I searched a lot for a solution and I indeed have found similar questions.我搜索了很多解决方案,我确实发现了类似的问题。 This answer gives back the longest sequence of CHARACTERS that might NOT belong in all of the strings in the input list. 此答案返回可能不属于输入列表中所有字符串的最长字符序列。 This answer gives back the longest common sequences of WORDS that MUST belong to all of the strings in the input list. 此答案返回必须属于输入列表中所有字符串的最长公共单词序列。

I am looking for a combination of the above solutions.我正在寻找上述解决方案的组合。 That is, I want the longest sequence of common WORDS that might NOT appear in all of the words/phrases of the input list.也就是说,我想要最长的常见单词序列,它可能不会出现在输入列表的所有单词/短语中。

Here are some examples of what is expected:以下是一些预期的示例:

['exterior lighting', 'interior lighting'] --> 'lighting' ['exterior lighting', 'interior lighting'] --> 'lighting'

['ambient lighting', 'ambient light'] --> 'ambient' ['ambient lighting', 'ambient light'] --> 'ambient'

['led turn signal lamp', 'turn signal lamp', 'signal and ambient lamp', 'turn signal light'] --> 'turn signal lamp' ['led turn signal lamp', 'turn signal lamp', 'signal and ambient lamp', 'turn signal light'] --> 'turn signal lamp'

['ambient lighting', 'infrared light'] --> '' ['ambient lighting', 'infrared light'] --> ''

Thank you谢谢

this code will also sort your desired list by the most common word in your list.此代码还将按列表中最常见的单词对您想要的列表进行排序。 it will count the amount of every word in your list, and than will cut the words that appeared only once and sort it.它将计算列表中每个单词的数量,然后将仅出现一次的单词剪切并对其进行排序。

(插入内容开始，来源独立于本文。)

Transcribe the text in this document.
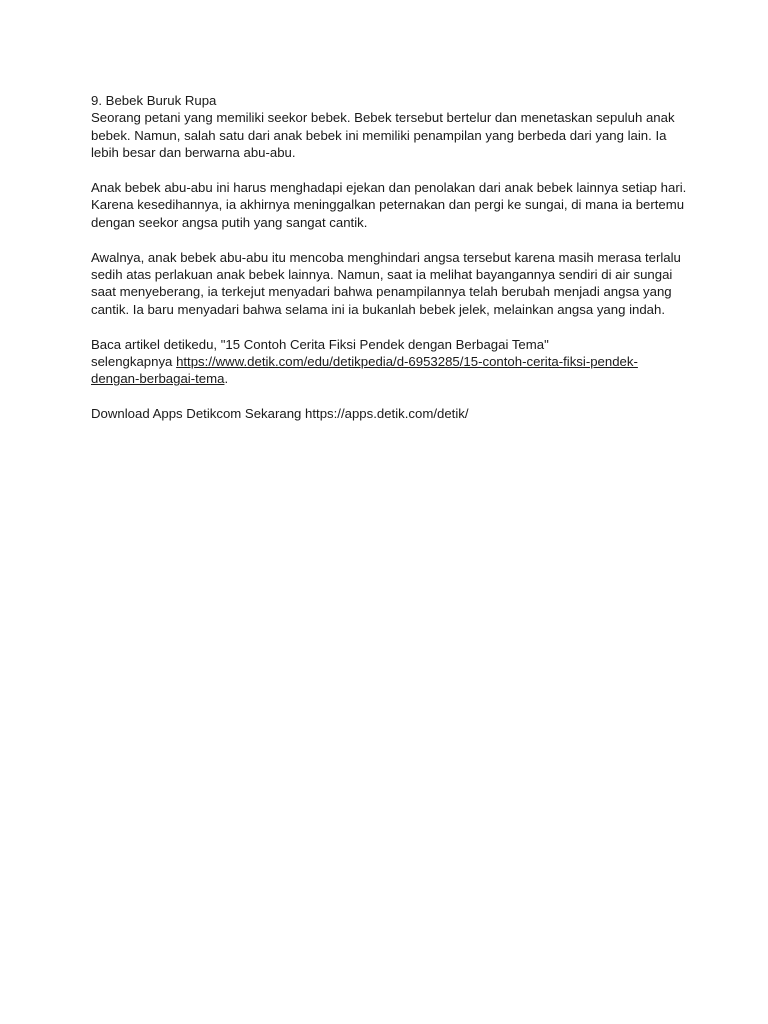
9. Bebek Buruk Rupa
Seorang petani yang memiliki seekor bebek. Bebek tersebut bertelur dan menetaskan sepuluh anak bebek. Namun, salah satu dari anak bebek ini memiliki penampilan yang berbeda dari yang lain. Ia lebih besar dan berwarna abu-abu.

Anak bebek abu-abu ini harus menghadapi ejekan dan penolakan dari anak bebek lainnya setiap hari. Karena kesedihannya, ia akhirnya meninggalkan peternakan dan pergi ke sungai, di mana ia bertemu dengan seekor angsa putih yang sangat cantik.

Awalnya, anak bebek abu-abu itu mencoba menghindari angsa tersebut karena masih merasa terlalu sedih atas perlakuan anak bebek lainnya. Namun, saat ia melihat bayangannya sendiri di air sungai saat menyeberang, ia terkejut menyadari bahwa penampilannya telah berubah menjadi angsa yang cantik. Ia baru menyadari bahwa selama ini ia bukanlah bebek jelek, melainkan angsa yang indah.

Baca artikel detikedu, "15 Contoh Cerita Fiksi Pendek dengan Berbagai Tema"
selengkapnya https://www.detik.com/edu/detikpedia/d-6953285/15-contoh-cerita-fiksi-pendek-
dengan-berbagai-tema.

Download Apps Detikcom Sekarang https://apps.detik.com/detik/
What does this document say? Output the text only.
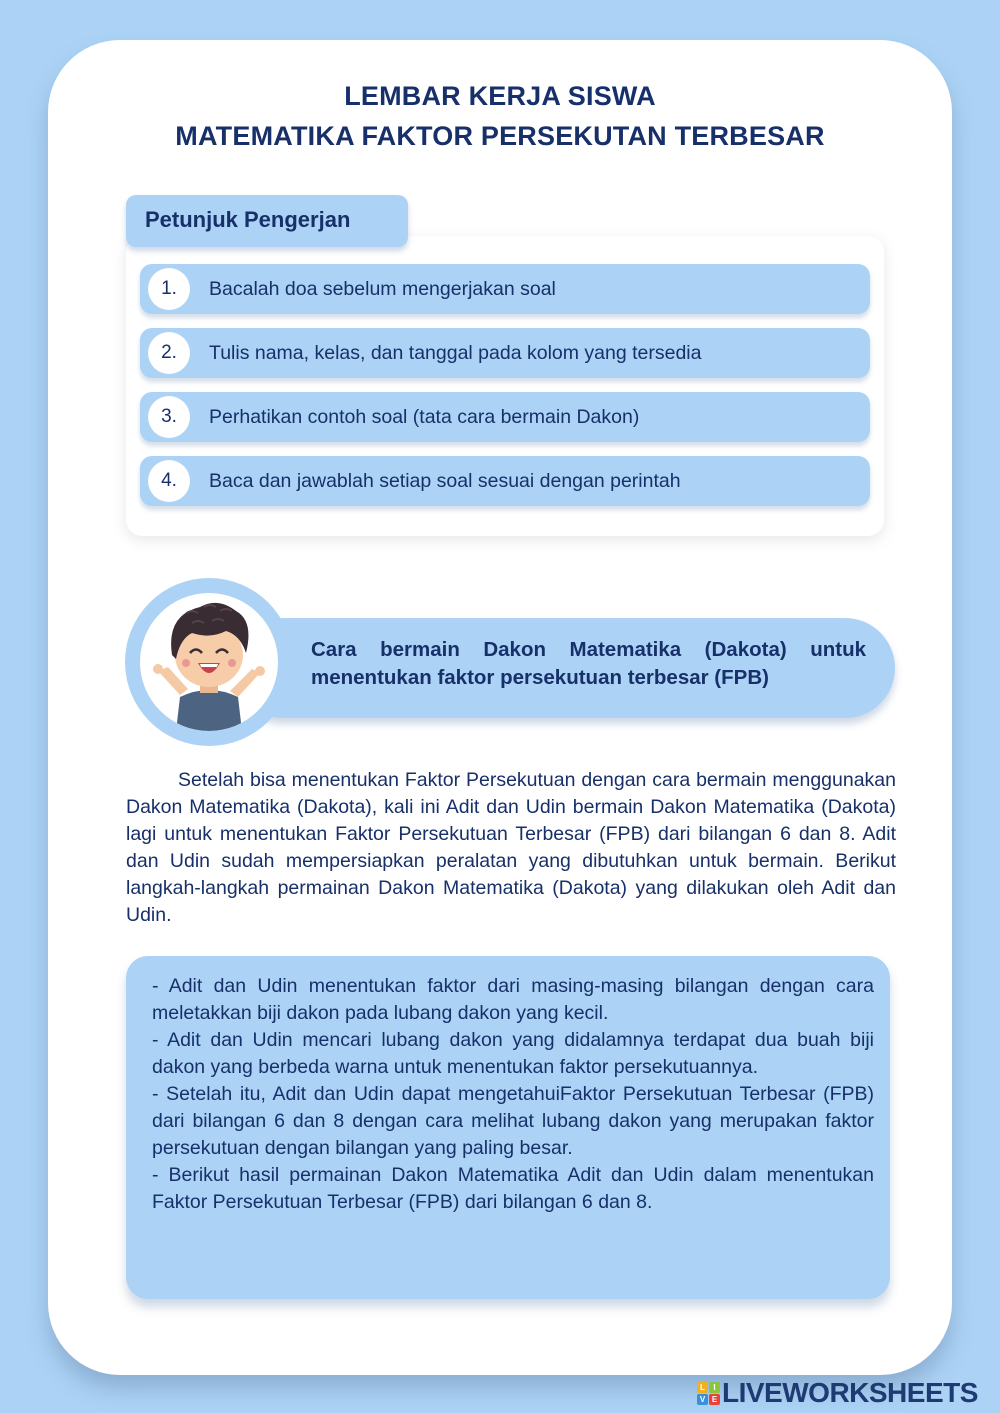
LEMBAR KERJA SISWA
MATEMATIKA FAKTOR PERSEKUTAN TERBESAR
Petunjuk Pengerjan
1.	Bacalah doa sebelum mengerjakan soal
2.	Tulis nama, kelas, dan tanggal pada kolom yang tersedia
3.	Perhatikan contoh soal (tata cara bermain Dakon)
4.	Baca dan jawablah setiap soal sesuai dengan perintah
Cara bermain Dakon Matematika (Dakota) untuk menentukan faktor persekutuan terbesar (FPB)
Setelah bisa menentukan Faktor Persekutuan dengan cara bermain menggunakan Dakon Matematika (Dakota), kali ini Adit dan Udin bermain Dakon Matematika (Dakota) lagi untuk menentukan Faktor Persekutuan Terbesar (FPB) dari bilangan 6 dan 8. Adit dan Udin sudah mempersiapkan peralatan yang dibutuhkan untuk bermain. Berikut langkah-langkah permainan Dakon Matematika (Dakota) yang dilakukan oleh Adit dan Udin.
- Adit dan Udin menentukan faktor dari masing-masing bilangan dengan cara meletakkan biji dakon pada lubang dakon yang kecil.
- Adit dan Udin mencari lubang dakon yang didalamnya terdapat dua buah biji dakon yang berbeda warna untuk menentukan faktor persekutuannya.
- Setelah itu, Adit dan Udin dapat mengetahuiFaktor Persekutuan Terbesar (FPB) dari bilangan 6 dan 8 dengan cara melihat lubang dakon yang merupakan faktor persekutuan dengan bilangan yang paling besar.
- Berikut hasil permainan Dakon Matematika Adit dan Udin dalam menentukan Faktor Persekutuan Terbesar (FPB) dari bilangan 6 dan 8.
L	I
V E LIVEWORKSHEETS
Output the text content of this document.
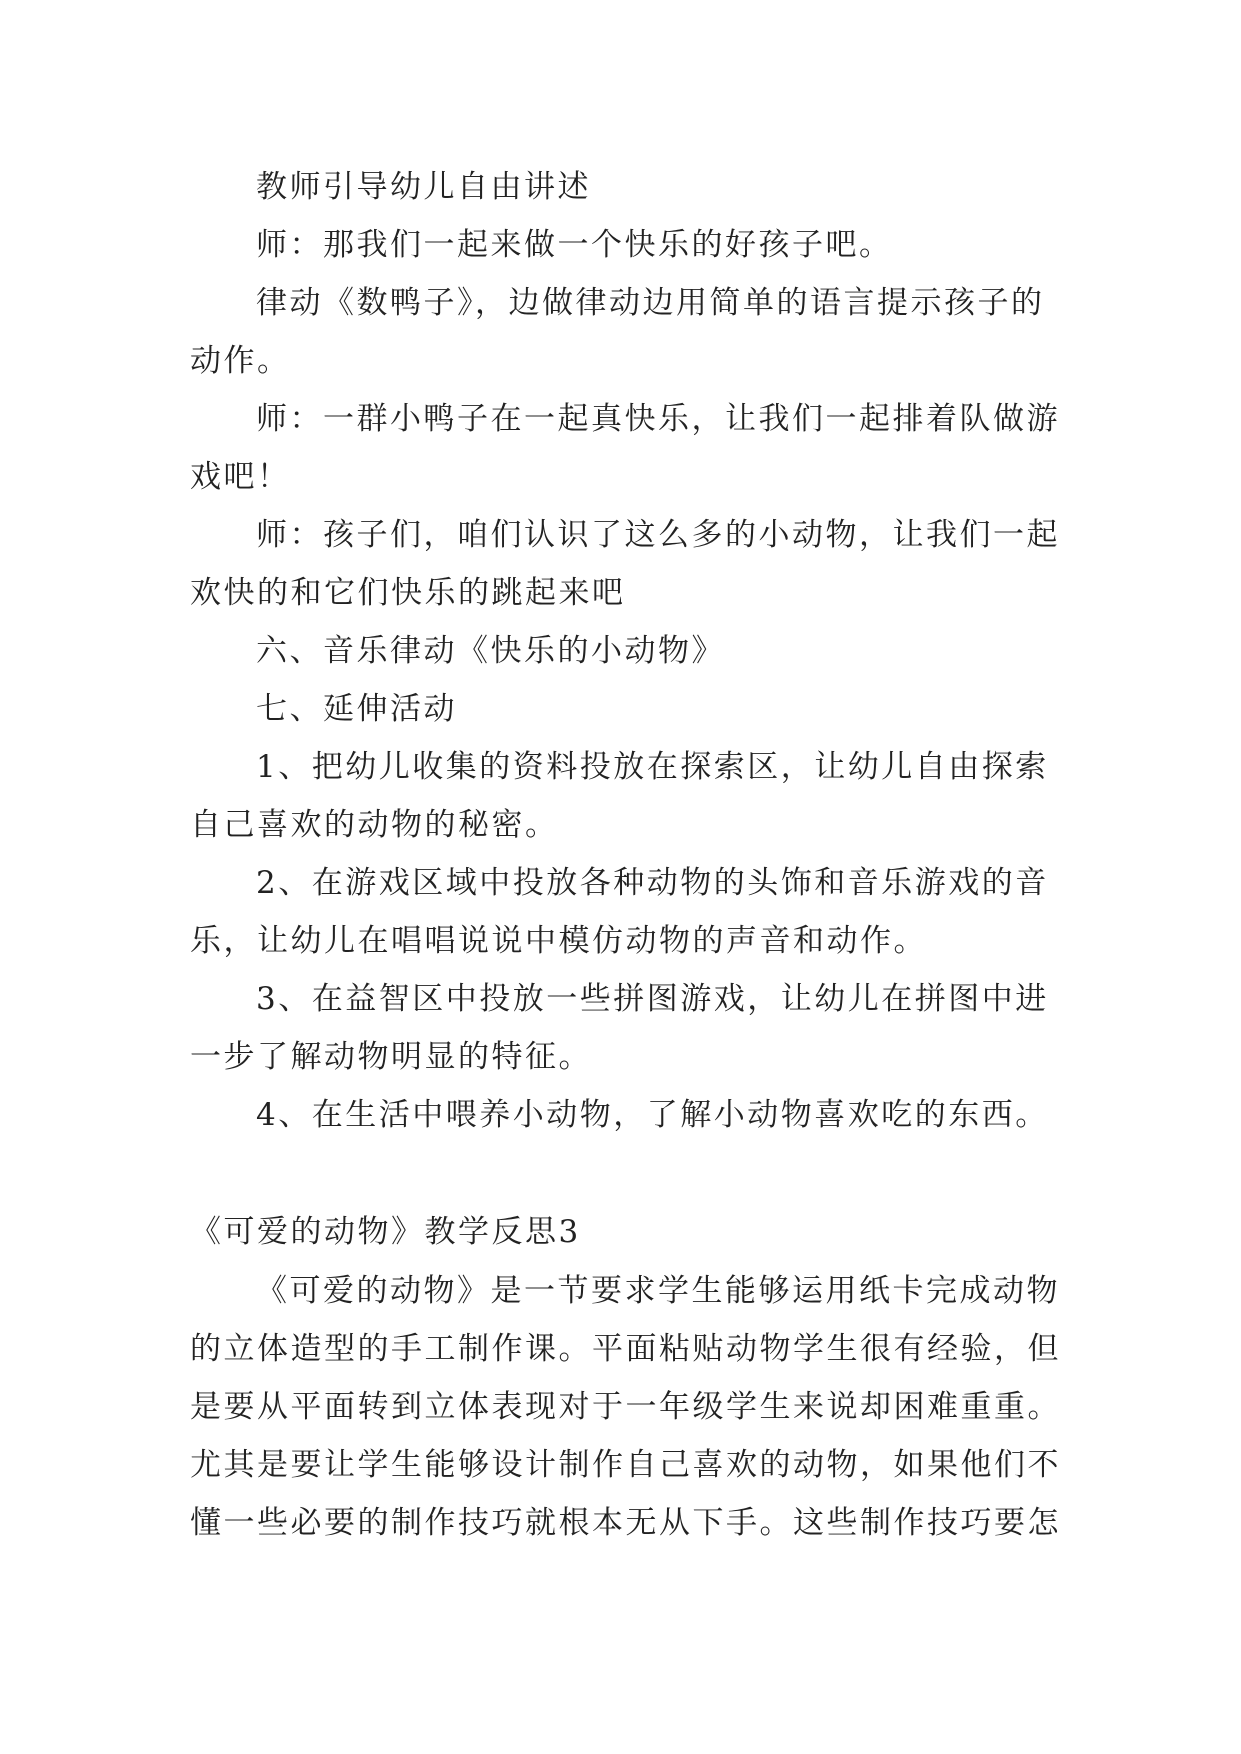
教师引导幼儿自由讲述
师：那我们一起来做一个快乐的好孩子吧。
律动《数鸭子》，边做律动边用简单的语言提示孩子的
动作。
师：一群小鸭子在一起真快乐，让我们一起排着队做游
戏吧！
师：孩子们，咱们认识了这么多的小动物，让我们一起
欢快的和它们快乐的跳起来吧
六、音乐律动《快乐的小动物》
七、延伸活动
1、把幼儿收集的资料投放在探索区，让幼儿自由探索
自己喜欢的动物的秘密。
2、在游戏区域中投放各种动物的头饰和音乐游戏的音
乐，让幼儿在唱唱说说中模仿动物的声音和动作。
3、在益智区中投放一些拼图游戏，让幼儿在拼图中进
一步了解动物明显的特征。
4、在生活中喂养小动物，了解小动物喜欢吃的东西。
《可爱的动物》教学反思3
《可爱的动物》是一节要求学生能够运用纸卡完成动物
的立体造型的手工制作课。平面粘贴动物学生很有经验，但
是要从平面转到立体表现对于一年级学生来说却困难重重。
尤其是要让学生能够设计制作自己喜欢的动物，如果他们不
懂一些必要的制作技巧就根本无从下手。这些制作技巧要怎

lst=['led turn signal lamp', 'turn signal lamp', 'signal and ambient lamp', 'turn signal light'] 
d = {}
d_words={}
for i in lst:
    for j in i.split():
      if j in d:
          d[j] = d[j]+1
      else:
          d[j]= 1
for k,v in d.items():
    if v!=1:
        d_words[k] = v
sorted_words = sorted(d_words,key= d_words.get,reverse = True)
print(sorted_words)

A rather crude solution but I think it works:一个相当粗略的解决方案,但我认为它有效:

from nltk.util import everygrams
import pandas as pd

def get_word_sequence(phrases):

    ngrams = []

    for phrase in phrases:        
        phrase_split = [ token for token in phrase.split()]
        ngrams.append(list(everygrams(phrase_split)))

    ngrams = [i for j in ngrams for i in j]  # unpack it    

    counts_per_ngram_series = pd.Series(ngrams).value_counts()

    counts_per_ngram_df = pd.DataFrame({'ngram':counts_per_ngram_series.index, 'count':counts_per_ngram_series.values})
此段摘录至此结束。